In contrast, the President’s E.O. 13834, issued in May, stopped short of the aggressiveness required to meet the need for investment in energy efficiency in federal buildings. While announcing soft goals such as “achieve and maintain annual reductions in building energy use and implement energy efficiency measures that reduce costs,” and “utilize performance contracting to achieve energy, water, building modernization, and infrastructure goals,” the document was short on hard details and silent on sustainability metrics. It instead revoked the specific annual energy intensity reduction targets of 2.5% from its predecessor.
In a June blog post, the Alliance noted the absence of a clear plan from the administration. Six months later, agencies must still rely on outdated guidance to implement the order. That’s frustrating, given the appetite for ESPCs displayed by some federal agencies, especially the Department of Defense, and a government-wide focus on increasing resilience and addressing some of the $165 billion maintenance backlog.
(Source: DOE)
Congress Has Been Strongly Supportive of Using Performance Contracts to Trim Taxpayer Energy Costs
The administration’s burial of this announcement is also frustrating given bipartisan Congressional support shown for ESPCs as a mechanism to inject private capital into public infrastructure improvements. In 2016, the Senate passed a comprehensive energy bill that would have codified the annual 2.5% energy reductions (Section 1017) by an overwhelming 85-12 margin. Identical language remains in the Senate’s current bipartisan effort, the Energy and Natural Resources Act.
Congress has recognized that ESPCs and similar utility energy service contracts (UESCs) are an attractive financing mechanism that can upgrade and improve the performance of the existing building stock without the need for upfront appropriations. The energy savings guaranteed average around 20 percent and are shared between the agencies and ESCOs over the life of the contracts, which average around 17 years.

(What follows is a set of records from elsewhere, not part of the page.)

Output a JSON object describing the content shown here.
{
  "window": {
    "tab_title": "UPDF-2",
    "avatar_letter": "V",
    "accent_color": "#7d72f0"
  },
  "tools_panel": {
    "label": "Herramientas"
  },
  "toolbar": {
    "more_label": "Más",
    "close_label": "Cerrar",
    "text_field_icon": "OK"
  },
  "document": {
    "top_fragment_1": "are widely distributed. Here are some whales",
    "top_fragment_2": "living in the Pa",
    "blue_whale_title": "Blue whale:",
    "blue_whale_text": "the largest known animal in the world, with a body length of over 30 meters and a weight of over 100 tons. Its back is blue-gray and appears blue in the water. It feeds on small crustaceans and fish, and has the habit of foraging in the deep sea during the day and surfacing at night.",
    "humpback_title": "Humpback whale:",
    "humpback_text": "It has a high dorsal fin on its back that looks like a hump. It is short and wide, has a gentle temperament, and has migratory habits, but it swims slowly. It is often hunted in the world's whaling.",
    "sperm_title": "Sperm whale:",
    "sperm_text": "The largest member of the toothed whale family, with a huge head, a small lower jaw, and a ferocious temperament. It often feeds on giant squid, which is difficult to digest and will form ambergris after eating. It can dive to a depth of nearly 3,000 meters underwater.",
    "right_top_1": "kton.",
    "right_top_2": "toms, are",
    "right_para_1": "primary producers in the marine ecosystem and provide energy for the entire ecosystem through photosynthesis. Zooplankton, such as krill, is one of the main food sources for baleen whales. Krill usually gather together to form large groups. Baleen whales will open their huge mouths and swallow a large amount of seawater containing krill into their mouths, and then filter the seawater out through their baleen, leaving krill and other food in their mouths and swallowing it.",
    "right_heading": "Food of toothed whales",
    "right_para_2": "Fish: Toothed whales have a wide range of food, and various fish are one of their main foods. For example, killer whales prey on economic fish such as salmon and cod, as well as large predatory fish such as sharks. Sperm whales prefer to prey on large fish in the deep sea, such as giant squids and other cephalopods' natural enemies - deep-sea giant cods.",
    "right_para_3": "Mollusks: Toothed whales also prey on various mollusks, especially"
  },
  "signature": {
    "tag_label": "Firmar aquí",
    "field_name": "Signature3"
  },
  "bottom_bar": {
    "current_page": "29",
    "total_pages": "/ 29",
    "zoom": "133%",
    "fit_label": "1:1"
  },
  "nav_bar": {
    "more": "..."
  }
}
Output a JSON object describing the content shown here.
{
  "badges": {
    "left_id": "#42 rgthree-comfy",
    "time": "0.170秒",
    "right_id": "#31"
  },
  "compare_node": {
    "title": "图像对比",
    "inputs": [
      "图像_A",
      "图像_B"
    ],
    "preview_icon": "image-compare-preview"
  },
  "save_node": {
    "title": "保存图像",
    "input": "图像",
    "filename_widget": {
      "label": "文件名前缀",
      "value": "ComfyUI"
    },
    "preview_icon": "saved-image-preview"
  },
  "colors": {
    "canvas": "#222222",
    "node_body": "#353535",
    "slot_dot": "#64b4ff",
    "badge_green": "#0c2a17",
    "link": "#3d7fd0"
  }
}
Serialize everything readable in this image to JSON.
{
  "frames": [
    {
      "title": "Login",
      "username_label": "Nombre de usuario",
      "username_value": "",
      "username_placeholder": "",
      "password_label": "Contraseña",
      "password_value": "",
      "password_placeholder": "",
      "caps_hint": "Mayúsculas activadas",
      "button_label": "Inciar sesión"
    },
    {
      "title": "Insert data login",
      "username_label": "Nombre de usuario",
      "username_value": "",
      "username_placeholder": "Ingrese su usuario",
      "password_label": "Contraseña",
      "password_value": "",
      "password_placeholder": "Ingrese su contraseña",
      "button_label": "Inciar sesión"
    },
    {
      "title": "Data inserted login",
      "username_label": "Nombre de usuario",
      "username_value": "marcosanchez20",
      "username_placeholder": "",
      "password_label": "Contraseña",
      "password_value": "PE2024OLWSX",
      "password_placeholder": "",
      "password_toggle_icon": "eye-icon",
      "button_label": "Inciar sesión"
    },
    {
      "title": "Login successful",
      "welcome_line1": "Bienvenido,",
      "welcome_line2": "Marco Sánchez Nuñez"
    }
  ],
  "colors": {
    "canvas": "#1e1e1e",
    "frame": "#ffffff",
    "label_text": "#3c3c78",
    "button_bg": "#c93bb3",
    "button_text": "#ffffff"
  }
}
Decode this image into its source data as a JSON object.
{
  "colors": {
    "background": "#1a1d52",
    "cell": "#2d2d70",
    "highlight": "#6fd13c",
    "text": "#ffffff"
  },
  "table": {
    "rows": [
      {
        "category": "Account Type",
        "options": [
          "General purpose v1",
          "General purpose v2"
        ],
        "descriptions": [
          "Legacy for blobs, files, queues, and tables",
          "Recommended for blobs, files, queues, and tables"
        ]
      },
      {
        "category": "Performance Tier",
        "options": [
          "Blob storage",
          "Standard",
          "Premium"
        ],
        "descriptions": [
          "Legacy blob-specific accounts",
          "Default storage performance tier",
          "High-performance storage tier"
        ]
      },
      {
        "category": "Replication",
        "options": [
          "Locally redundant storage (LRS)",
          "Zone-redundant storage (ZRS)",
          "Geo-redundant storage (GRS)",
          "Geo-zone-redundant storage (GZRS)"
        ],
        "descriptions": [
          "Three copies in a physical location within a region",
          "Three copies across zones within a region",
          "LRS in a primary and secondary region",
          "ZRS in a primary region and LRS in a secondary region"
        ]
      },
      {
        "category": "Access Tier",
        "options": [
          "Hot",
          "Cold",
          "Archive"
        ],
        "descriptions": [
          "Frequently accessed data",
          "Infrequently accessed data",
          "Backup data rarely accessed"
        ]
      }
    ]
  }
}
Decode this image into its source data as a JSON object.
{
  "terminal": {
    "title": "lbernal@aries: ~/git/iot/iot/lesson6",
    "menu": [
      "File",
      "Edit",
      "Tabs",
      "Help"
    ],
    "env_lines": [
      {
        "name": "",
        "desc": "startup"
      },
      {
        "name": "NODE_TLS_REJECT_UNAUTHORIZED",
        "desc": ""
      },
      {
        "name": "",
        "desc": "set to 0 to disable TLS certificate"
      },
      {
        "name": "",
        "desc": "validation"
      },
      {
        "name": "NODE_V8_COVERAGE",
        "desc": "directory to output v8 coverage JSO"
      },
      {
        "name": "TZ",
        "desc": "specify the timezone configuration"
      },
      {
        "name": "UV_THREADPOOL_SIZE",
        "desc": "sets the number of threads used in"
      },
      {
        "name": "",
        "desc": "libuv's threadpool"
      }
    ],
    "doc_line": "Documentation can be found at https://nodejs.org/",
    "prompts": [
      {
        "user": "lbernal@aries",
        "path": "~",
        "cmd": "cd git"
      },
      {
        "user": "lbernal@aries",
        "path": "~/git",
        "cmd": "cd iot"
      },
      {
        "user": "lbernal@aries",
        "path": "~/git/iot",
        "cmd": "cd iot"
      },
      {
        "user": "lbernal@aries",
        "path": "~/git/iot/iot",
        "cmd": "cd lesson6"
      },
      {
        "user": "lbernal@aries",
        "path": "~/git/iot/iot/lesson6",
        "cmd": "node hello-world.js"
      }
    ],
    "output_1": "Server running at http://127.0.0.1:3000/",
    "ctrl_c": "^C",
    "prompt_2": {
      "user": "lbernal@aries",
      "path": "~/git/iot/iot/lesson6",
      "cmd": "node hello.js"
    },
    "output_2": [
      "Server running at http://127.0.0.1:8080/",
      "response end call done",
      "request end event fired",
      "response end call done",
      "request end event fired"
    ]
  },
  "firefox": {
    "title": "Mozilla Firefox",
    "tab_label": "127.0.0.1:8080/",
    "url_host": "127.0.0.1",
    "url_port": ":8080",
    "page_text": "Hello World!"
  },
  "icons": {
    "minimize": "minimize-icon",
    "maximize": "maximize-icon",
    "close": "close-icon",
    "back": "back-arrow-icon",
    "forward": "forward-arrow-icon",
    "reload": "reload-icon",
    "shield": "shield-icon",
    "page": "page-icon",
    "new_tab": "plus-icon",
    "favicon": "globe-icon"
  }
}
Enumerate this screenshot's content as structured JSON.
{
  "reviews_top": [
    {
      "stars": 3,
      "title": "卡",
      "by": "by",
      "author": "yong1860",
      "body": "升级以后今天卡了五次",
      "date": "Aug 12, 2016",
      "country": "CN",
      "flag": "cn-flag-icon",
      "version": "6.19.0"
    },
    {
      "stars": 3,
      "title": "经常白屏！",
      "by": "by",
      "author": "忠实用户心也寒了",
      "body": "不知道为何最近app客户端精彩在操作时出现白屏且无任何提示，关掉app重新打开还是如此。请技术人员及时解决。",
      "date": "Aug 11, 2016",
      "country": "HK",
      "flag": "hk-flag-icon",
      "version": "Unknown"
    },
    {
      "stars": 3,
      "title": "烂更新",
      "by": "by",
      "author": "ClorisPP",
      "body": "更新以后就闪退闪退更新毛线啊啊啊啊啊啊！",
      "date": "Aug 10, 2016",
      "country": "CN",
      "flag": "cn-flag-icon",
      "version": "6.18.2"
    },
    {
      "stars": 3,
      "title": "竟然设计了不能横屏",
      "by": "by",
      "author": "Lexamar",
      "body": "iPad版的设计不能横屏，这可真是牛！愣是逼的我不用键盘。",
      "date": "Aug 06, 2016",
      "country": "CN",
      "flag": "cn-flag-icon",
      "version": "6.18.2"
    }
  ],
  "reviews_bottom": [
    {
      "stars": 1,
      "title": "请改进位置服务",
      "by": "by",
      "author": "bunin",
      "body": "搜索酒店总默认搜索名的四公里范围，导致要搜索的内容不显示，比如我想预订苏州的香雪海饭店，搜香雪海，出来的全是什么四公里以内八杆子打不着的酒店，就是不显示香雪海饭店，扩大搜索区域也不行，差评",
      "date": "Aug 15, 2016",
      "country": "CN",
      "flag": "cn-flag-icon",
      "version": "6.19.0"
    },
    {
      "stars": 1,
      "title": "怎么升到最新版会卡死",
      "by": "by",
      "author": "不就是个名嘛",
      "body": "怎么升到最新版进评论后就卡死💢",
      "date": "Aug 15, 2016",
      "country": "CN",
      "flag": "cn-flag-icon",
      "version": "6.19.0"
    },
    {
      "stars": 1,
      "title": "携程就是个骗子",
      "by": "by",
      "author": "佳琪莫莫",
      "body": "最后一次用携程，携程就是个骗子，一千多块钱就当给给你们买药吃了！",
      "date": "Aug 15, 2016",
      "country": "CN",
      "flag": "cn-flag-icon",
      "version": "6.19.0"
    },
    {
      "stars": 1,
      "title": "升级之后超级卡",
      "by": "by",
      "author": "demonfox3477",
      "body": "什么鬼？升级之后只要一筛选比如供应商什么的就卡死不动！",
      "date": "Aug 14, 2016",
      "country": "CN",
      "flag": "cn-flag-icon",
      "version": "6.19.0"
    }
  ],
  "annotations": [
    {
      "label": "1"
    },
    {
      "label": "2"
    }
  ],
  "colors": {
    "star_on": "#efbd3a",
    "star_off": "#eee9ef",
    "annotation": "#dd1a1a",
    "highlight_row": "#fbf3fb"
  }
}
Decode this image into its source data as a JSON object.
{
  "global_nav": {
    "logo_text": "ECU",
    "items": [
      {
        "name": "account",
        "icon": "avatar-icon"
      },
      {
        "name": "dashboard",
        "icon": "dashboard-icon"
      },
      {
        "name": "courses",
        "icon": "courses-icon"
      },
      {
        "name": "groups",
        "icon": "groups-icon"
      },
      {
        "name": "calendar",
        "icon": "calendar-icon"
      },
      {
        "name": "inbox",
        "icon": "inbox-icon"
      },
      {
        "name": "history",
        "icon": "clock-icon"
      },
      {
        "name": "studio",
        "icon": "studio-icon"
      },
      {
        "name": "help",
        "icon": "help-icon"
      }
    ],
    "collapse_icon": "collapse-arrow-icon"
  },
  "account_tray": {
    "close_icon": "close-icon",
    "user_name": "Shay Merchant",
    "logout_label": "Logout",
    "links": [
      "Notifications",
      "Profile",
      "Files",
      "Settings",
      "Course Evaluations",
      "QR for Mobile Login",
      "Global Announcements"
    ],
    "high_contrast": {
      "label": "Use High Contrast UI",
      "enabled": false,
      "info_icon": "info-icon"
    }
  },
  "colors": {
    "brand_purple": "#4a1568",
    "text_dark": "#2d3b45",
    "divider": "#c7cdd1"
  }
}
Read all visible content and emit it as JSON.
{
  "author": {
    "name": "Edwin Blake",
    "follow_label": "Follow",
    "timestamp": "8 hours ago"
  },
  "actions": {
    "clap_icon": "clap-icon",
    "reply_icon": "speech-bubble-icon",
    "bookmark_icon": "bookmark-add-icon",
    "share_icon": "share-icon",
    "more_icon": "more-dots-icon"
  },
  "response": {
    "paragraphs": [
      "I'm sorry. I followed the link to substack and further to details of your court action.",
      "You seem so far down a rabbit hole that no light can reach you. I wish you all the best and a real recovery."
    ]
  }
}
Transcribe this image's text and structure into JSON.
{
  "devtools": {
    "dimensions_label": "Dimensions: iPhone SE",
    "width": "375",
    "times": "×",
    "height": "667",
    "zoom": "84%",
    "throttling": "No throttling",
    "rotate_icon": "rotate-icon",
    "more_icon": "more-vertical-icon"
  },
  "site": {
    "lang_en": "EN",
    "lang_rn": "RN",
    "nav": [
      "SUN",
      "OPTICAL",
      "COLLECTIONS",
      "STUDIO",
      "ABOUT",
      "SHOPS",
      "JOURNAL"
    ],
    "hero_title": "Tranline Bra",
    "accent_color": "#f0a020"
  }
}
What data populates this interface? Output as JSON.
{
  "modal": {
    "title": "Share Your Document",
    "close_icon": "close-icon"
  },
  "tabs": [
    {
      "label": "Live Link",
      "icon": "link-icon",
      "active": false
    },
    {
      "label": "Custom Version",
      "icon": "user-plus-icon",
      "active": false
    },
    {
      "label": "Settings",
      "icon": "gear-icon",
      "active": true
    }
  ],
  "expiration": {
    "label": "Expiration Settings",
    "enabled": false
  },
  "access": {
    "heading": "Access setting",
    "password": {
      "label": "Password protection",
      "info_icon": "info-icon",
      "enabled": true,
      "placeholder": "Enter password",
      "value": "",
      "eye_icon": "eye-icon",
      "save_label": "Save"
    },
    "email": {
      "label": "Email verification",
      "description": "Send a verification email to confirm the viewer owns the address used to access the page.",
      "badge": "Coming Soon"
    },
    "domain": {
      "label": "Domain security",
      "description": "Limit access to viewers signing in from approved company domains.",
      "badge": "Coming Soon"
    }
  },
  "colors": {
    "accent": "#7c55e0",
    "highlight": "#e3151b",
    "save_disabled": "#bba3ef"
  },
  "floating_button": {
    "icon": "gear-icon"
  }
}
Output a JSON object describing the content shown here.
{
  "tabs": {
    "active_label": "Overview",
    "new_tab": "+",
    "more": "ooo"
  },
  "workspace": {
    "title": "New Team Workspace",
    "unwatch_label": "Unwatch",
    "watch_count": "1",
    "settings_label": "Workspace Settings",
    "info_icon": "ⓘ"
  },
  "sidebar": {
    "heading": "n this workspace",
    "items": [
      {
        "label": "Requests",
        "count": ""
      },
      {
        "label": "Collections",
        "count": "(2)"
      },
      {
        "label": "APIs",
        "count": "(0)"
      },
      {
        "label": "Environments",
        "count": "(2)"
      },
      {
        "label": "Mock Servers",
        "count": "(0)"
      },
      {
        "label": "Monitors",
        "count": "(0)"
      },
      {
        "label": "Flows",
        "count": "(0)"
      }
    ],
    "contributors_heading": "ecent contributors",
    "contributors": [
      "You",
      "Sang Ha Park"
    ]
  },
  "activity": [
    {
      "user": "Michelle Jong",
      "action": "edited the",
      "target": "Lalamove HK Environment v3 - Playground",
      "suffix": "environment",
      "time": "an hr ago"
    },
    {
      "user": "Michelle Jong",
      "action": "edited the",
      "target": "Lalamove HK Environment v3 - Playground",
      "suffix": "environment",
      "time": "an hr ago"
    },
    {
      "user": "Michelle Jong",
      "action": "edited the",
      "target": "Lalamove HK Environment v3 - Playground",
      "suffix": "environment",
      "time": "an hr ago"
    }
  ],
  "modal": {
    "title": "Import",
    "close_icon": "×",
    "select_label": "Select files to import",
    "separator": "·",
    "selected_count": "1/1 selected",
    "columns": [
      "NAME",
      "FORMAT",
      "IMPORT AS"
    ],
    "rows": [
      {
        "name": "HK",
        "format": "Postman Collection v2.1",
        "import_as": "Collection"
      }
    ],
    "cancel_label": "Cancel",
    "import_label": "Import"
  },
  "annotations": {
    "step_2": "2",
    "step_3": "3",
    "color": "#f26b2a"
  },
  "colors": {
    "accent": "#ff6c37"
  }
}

After the contracts expire, the government captures the full utility savings and reduced maintenance costs of newer equipment, which compounds to as much 197 percent of the initially-guaranteed savings.
To smooth adoption, Congress rectified an accounting issue in the Congressional Budget Office (CBO) which had limited the ability of agencies to enter ESPCs and UESCs. The CBO had previously not recognized the attendant savings, which often were realized outside of the 10-year budget window CBO analyzes for costs, but the problem was fixed with House passage of the FY 2018 budget agreement.
(Source: DOE)
Quiet Action is Worth Celebrating. Targets Beat Quiet Action.
The Alliance was happy to discover the notice that FEMP helped save taxpayers money through record ESPCs, and we encourage more of these successful partnerships. Going one step further to identify interim energy savings targets pending statutory targets would be even better. Rest assured, the Alliance will monitor DOE and OMB for progress in this area. Until then, we’ll spread some cheer.
Whether it’s the Congressional appropriators who rejected proposed cuts to FEMP’s budget and recognized its ability to “leverage more private sector investment in aging Federal facilities and infrastructure” (Senate FY 2019 Appropriations Committee Report) and “advance cost-effective solutions to reduce energy consumption through increased efficiency,” (House FY 2019 Appropriations Report), or whether it’s the administration’s quest to leverage private capital to replace federal spending on infrastructure – let’s be honest, it doesn’t matter who gets the credit.
Using private funds to fix public infrastructure saves taxpayers money, reduces environmental and climate impacts, and increases the resilience of our nation’s buildings.
That’s a win-win-win, not something for a Friday news dump.